Looking over a bunch of old photos recently I was struck by the following question: When did men stop wearing hats and women start wearing pants?

A while ago we enjoyed watching a series on the history of New York City that featured detailed photo essays of some of the construction projects. All the men (and you may be sure they were all men) are wearing hats on the job. Not backwards baseball hats but black homburgs or bowlers. There were even a few top hats for the dressier occasions. I recall hearing that John F. Kennedy balked at wearing a traditional top hat for his 1961 inauguration because he felt he just didn’t look good in hats. Although the story is untrue, the hat industry suffered a decline about that time and Kennedy was blamed. Another theory that supports the rise of hatlessness is that men returning from military service were sick and tired of being required to wear hats all the time as part of their uniform.

The women in the old photos are wearing hats or have their hair pinned up. They all have full-length skirts. In the warm weather straw hats were the fashion. And in all kinds of weather men in these photos are wearing white shirts and ties. Today you only see that kind of attire at a funeral and there will be T-shirts aplenty nevertheless. Likewise I’ve been to weddings featuring gum-snapping bridesmaids whose arms are adorned with tattoos, and ushers whose hats proclaim Red Sox fever; those hats are on backwards, of course.
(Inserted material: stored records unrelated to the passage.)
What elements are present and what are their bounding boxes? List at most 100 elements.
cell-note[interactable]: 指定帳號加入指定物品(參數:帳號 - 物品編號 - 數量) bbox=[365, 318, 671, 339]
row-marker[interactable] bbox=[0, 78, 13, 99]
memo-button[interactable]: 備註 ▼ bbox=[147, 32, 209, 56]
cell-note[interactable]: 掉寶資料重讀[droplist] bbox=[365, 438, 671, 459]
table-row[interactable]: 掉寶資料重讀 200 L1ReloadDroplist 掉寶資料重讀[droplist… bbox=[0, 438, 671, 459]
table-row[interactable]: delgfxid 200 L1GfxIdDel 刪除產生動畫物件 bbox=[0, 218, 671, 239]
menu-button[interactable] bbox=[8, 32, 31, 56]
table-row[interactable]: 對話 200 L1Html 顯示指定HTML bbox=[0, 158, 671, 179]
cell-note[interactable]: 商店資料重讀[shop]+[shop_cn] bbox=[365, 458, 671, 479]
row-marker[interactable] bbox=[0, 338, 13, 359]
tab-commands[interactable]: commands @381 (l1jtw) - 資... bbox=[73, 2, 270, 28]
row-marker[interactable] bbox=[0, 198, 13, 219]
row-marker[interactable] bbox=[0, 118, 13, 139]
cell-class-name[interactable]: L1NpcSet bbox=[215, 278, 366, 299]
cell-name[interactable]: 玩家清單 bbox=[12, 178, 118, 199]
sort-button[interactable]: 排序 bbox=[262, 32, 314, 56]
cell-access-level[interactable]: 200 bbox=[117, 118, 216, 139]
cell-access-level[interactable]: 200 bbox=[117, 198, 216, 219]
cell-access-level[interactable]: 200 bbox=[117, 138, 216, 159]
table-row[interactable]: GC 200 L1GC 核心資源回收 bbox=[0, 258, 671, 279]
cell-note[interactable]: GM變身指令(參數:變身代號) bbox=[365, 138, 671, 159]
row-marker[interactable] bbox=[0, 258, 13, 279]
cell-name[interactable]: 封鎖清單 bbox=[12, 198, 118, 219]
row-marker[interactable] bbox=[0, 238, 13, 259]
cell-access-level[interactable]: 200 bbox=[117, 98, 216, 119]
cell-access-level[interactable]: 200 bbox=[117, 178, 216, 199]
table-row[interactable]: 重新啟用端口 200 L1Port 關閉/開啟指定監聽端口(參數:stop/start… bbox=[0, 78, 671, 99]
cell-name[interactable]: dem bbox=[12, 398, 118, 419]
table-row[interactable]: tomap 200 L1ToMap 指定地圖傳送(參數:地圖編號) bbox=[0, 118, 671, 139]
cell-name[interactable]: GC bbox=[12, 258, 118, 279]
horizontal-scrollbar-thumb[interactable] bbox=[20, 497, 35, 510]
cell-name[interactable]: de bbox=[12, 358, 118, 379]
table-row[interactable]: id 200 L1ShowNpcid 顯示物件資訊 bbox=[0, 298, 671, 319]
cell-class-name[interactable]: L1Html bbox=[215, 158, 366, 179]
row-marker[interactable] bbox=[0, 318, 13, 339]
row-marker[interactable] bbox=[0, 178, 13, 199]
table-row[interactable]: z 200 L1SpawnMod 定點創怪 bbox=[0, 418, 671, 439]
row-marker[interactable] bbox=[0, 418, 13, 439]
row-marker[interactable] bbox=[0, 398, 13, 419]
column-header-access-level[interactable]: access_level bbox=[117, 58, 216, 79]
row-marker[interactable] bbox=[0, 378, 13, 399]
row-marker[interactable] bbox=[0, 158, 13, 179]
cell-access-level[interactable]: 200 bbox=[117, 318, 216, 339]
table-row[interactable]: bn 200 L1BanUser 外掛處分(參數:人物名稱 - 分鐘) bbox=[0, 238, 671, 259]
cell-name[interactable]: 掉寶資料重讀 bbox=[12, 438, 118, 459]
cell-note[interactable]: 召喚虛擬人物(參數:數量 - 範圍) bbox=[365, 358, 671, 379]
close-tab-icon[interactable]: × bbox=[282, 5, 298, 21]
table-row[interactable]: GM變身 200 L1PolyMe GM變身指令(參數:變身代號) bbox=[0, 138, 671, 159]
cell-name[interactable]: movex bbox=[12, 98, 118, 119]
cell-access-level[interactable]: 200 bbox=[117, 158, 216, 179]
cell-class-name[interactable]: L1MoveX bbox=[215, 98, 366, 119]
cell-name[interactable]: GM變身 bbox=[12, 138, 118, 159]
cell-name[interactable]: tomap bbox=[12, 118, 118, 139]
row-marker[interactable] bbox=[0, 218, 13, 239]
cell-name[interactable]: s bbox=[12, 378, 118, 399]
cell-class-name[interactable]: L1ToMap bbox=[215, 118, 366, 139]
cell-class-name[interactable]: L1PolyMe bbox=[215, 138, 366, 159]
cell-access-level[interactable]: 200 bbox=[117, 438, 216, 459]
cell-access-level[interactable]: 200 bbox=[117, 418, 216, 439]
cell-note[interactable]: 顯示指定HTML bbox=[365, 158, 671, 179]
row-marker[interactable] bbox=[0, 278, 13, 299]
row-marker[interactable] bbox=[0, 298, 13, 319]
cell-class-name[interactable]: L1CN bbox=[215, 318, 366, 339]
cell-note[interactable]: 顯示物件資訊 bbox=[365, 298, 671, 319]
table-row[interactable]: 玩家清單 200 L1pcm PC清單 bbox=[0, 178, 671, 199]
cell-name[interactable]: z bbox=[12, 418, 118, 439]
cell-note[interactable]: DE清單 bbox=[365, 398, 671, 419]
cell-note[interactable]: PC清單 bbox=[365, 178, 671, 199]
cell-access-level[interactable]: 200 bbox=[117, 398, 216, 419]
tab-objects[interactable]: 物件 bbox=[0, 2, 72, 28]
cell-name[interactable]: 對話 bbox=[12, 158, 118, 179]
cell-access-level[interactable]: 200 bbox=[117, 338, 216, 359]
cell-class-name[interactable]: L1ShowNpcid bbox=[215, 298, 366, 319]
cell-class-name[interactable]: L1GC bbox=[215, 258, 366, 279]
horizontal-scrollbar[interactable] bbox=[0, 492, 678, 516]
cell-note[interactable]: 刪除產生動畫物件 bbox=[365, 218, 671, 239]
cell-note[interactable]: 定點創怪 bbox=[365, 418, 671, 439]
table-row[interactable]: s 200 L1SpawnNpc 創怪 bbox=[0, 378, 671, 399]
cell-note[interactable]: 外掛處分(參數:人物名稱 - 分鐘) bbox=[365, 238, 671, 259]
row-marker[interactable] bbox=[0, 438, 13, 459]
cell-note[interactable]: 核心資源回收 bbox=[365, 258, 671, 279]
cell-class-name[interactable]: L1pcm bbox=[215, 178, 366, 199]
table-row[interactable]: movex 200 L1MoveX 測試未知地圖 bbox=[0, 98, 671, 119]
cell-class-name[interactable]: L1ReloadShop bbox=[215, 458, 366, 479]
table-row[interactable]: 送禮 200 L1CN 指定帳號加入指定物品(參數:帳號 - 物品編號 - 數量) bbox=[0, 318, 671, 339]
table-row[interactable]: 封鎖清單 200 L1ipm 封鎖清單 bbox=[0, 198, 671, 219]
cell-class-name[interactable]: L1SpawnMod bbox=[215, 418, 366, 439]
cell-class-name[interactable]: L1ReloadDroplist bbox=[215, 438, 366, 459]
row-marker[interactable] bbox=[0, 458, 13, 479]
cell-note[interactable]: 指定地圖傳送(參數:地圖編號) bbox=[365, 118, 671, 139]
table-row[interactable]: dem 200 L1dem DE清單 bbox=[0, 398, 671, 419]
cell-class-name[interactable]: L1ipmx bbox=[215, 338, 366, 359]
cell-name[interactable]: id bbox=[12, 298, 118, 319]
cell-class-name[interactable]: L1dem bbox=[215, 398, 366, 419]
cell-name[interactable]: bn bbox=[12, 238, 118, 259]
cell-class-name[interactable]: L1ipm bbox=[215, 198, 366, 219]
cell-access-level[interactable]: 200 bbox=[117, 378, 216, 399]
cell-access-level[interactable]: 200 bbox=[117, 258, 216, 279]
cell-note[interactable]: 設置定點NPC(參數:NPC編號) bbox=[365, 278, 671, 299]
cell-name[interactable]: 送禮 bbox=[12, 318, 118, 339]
In pictures of school kids, the girls, some barefoot, are wearing dresses, a bit bedraggled and ill fitting, but dresses all the same. I can remember in winter it was a big deal to be allowed the wear snow pants under our skirts. The boys wore suspenders and leather shoes with their raggedy outfits.

In my church it used to be required that women’s heads be covered. It was a rule that was loosely enforced and somewhere in the late fifties sort of melted away, taking with it the custom of a new hat for Easter. I’ve seen women dashing into church making do with a piece of Kleenex on their heads. At the same time men were absolutely not allowed to wear hats in church.
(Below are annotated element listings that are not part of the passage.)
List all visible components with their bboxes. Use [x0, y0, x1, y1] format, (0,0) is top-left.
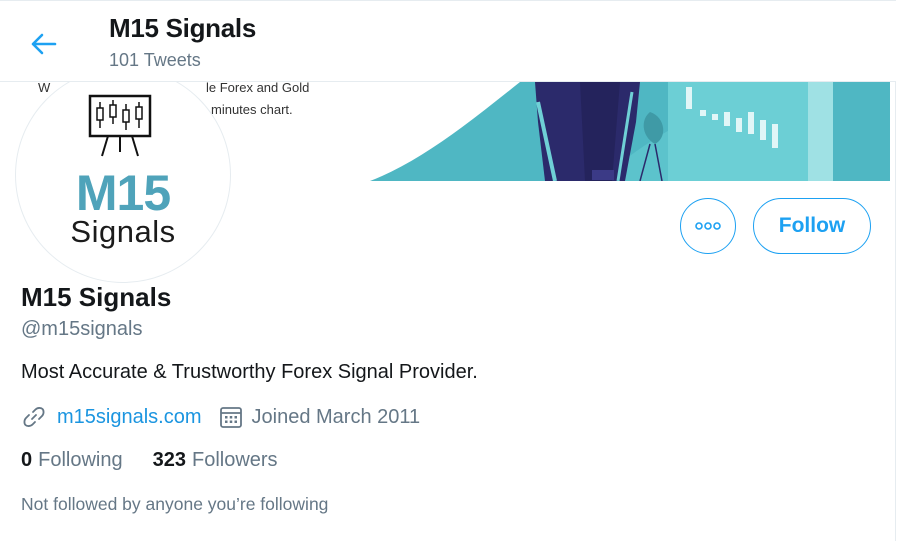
joined-date: Joined March 2011	[251, 405, 421, 428]
profile-avatar[interactable]: M15 Signals	[16, 68, 230, 282]
top-header: M15 Signals 101 Tweets	[0, 1, 896, 82]
profile-bio: Most Accurate & Trustworthy Forex Signal…	[21, 361, 478, 383]
more-options-button[interactable]	[680, 198, 736, 254]
header-title: M15 Signals	[109, 13, 256, 43]
following-label: Following	[38, 449, 123, 471]
profile-name: M15 Signals	[21, 282, 172, 312]
more-horizontal-icon	[695, 222, 721, 230]
not-followed-note: Not followed by anyone you’re following	[21, 494, 329, 514]
profile-handle: @m15signals	[21, 318, 143, 340]
avatar-logo-signals: Signals	[70, 214, 176, 249]
calendar-icon	[218, 404, 244, 430]
followers-label: Followers	[191, 449, 278, 471]
following-stat[interactable]: 0 Following	[21, 449, 123, 472]
followers-stat[interactable]: 323 Followers	[153, 449, 278, 472]
following-count: 0	[21, 449, 33, 471]
follow-counts: 0 Following 323 Followers	[21, 449, 278, 472]
follow-button[interactable]: Follow	[753, 198, 871, 254]
link-icon	[21, 404, 47, 430]
arrow-left-icon	[31, 33, 57, 55]
followers-count: 323	[152, 449, 186, 471]
profile-meta: m15signals.com Joined March 2011	[21, 404, 420, 430]
website-link[interactable]: m15signals.com	[57, 406, 202, 429]
back-button[interactable]	[25, 26, 61, 62]
tweet-count: 101 Tweets	[109, 50, 201, 70]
A minister friend of mine told the story of a clergyman announcing from the pulpit that he would no longer tolerate “women coming to church with their pants on.”

When I boarded a plane for Germany in 1959, I was dressed for the 16-hour flight in a suit, a hat, white gloves and high heels. This outfit of torture was in play for the nearly two days it took me to get to my destination. A few years ago I made a similar journey, only this time dressed in sneakers and a sweat suit.
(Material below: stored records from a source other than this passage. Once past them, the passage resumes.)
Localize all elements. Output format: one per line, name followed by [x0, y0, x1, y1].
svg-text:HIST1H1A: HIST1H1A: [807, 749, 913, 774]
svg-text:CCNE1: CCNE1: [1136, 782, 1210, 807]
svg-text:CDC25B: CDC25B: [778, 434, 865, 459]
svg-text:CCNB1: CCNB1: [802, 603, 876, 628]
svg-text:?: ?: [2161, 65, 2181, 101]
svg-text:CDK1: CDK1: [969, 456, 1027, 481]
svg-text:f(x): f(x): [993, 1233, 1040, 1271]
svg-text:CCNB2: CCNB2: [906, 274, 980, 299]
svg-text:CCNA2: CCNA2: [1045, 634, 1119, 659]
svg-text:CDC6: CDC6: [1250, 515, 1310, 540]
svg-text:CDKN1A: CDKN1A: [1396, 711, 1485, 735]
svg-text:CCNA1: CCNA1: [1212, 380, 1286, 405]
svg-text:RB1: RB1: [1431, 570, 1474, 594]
I asked an always impeccably dressed friend if she could remember the transition from skirts to trousers and she blamed Kathryn Hepburn who looked so gorgeous in anything that we thought that wearing slacks like she did would make us look like her.

The universal uniform these days, would have to be jeans, or dungarees as we used to call them.

And as for the next trend in evolving fashion…..keep your shirt on.